In a dim rectangular "room" the philosopher lies, presumably dead, on a bed supported by sawhorses. Around him are plaster and silver figures, one attached to the wall, the others free-standing, that may be other gods or figures from his life. On the bed leans his stick, and beside him, on a chipped pedestal, is a sculpted head. Dead leaves are strewn on the floor, and red rose petals down the front of his figure and across the floor recall spring and blood, birth and death.
The death of Apollonius represents the death of empires or civilizations, ours no less than the Roman; but also, since the biography that made him a figure of worship is thought to have been largely fiction, it stands for the fruitlessness of belief -- it's only a dream.

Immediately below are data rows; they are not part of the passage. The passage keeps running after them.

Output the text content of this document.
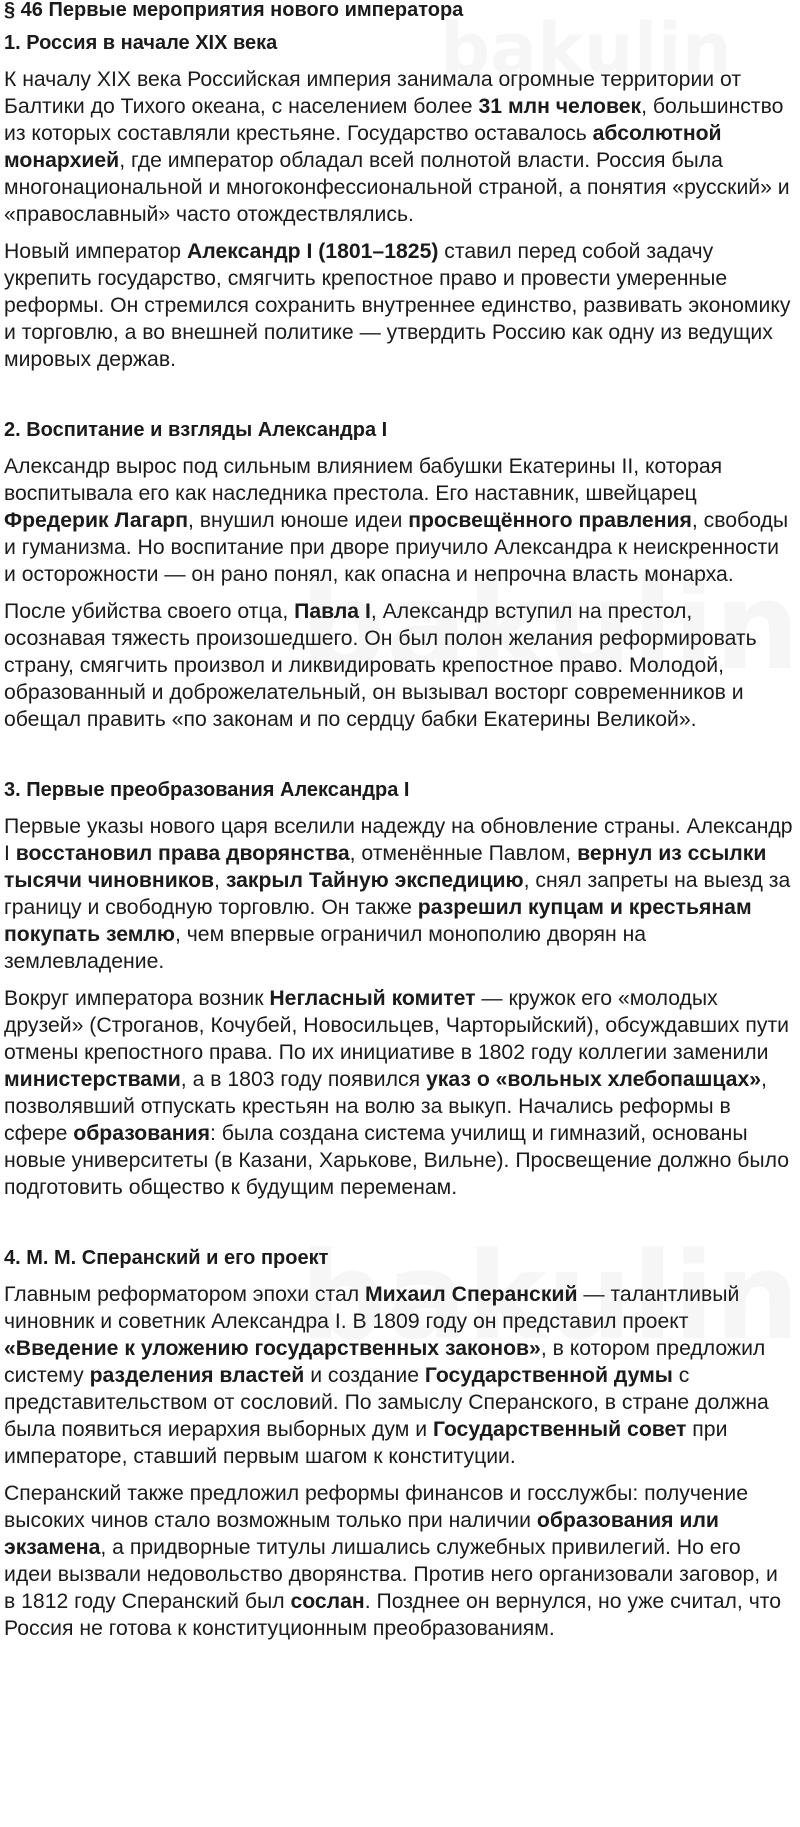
§ 46 Первые мероприятия нового императора
1. Россия в начале XIX века
К началу XIX века Российская империя занимала огромные территории от Балтики до Тихого океана, с населением более 31 млн человек, большинство из которых составляли крестьяне. Государство оставалось абсолютной монархией, где император обладал всей полнотой власти. Россия была многонациональной и многоконфессиональной страной, а понятия «русский» и «православный» часто отождествлялись.
Новый император Александр I (1801–1825) ставил перед собой задачу укрепить государство, смягчить крепостное право и провести умеренные реформы. Он стремился сохранить внутреннее единство, развивать экономику и торговлю, а во внешней политике — утвердить Россию как одну из ведущих мировых держав.
2. Воспитание и взгляды Александра I
Александр вырос под сильным влиянием бабушки Екатерины II, которая воспитывала его как наследника престола. Его наставник, швейцарец Фредерик Лагарп, внушил юноше идеи просвещённого правления, свободы и гуманизма. Но воспитание при дворе приучило Александра к неискренности и осторожности — он рано понял, как опасна и непрочна власть монарха.
После убийства своего отца, Павла I, Александр вступил на престол, осознавая тяжесть произошедшего. Он был полон желания реформировать страну, смягчить произвол и ликвидировать крепостное право. Молодой, образованный и доброжелательный, он вызывал восторг современников и обещал править «по законам и по сердцу бабки Екатерины Великой».
3. Первые преобразования Александра I
Первые указы нового царя вселили надежду на обновление страны. Александр I восстановил права дворянства, отменённые Павлом, вернул из ссылки тысячи чиновников, закрыл Тайную экспедицию, снял запреты на выезд за границу и свободную торговлю. Он также разрешил купцам и крестьянам покупать землю, чем впервые ограничил монополию дворян на землевладение.
Вокруг императора возник Негласный комитет — кружок его «молодых друзей» (Строганов, Кочубей, Новосильцев, Чарторыйский), обсуждавших пути отмены крепостного права. По их инициативе в 1802 году коллегии заменили министерствами, а в 1803 году появился указ о «вольных хлебопашцах», позволявший отпускать крестьян на волю за выкуп. Начались реформы в сфере образования: была создана система училищ и гимназий, основаны новые университеты (в Казани, Харькове, Вильне). Просвещение должно было подготовить общество к будущим переменам.
4. М. М. Сперанский и его проект
Главным реформатором эпохи стал Михаил Сперанский — талантливый чиновник и советник Александра I. В 1809 году он представил проект «Введение к уложению государственных законов», в котором предложил систему разделения властей и создание Государственной думы с представительством от сословий. По замыслу Сперанского, в стране должна была появиться иерархия выборных дум и Государственный совет при императоре, ставший первым шагом к конституции.
Сперанский также предложил реформы финансов и госслужбы: получение высоких чинов стало возможным только при наличии образования или экзамена, а придворные титулы лишались служебных привилегий. Но его идеи вызвали недовольство дворянства. Против него организовали заговор, и в 1812 году Сперанский был сослан. Позднее он вернулся, но уже считал, что Россия не готова к конституционным преобразованиям.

There is a certain parallel between Silver's installation and Jim Sanborn's very different wall plaques. Sanborn takes shredded and discarded CIA documents, makes them into plaques (or in one case a cylinder) of pulp and glue covered with letters, either from the Cyrillic or the Roman alphabet. The letters actually form a code which conceals a secret meaning.
These plaques, which recall ancient stone carvings, are cracked -- also a reminder of the crumbling of empires; and their source, the residue of covert operations -- in fact most are titled "Covert Operations" -- suggests that the disintegration of civilizations lies in the betrayal of their values (e.g., democratic openness).
The works of these two artists are heavy with implications. So, in a different way, are the two semi-architectural sculptures of Spanish artist Cristina Iglesias. The larger of these (both untitled) consists of three semi-arches, their uprights neat, modern-looking tripartite steel slabs; from these, slanted "windows" made of glass, plaster and zinc, reach to the actual wall of the gallery, thus bringing the existing architecture into the work of art. This work turns its back on you, yet lets you in. It is and isn't architecture, since it defines and semi-encloses space but for no purpose. From the outside it looks quite modern yet when you step inside you are struck by its ageless serenity. It's at once as old as the arch and as new as minimalism. Its implications are the opposite of those of the Sanborn and Silver works, for while they speak of death and disintegration, this speaks of a continuity with the past; while they are disturbing this is in its own quiet way comforting.
Joel Fisher's sculptures and the small drawings which he calls apographs round out an extremely interesting show of works by artists whose importance is ever more widely recognized (through March 2).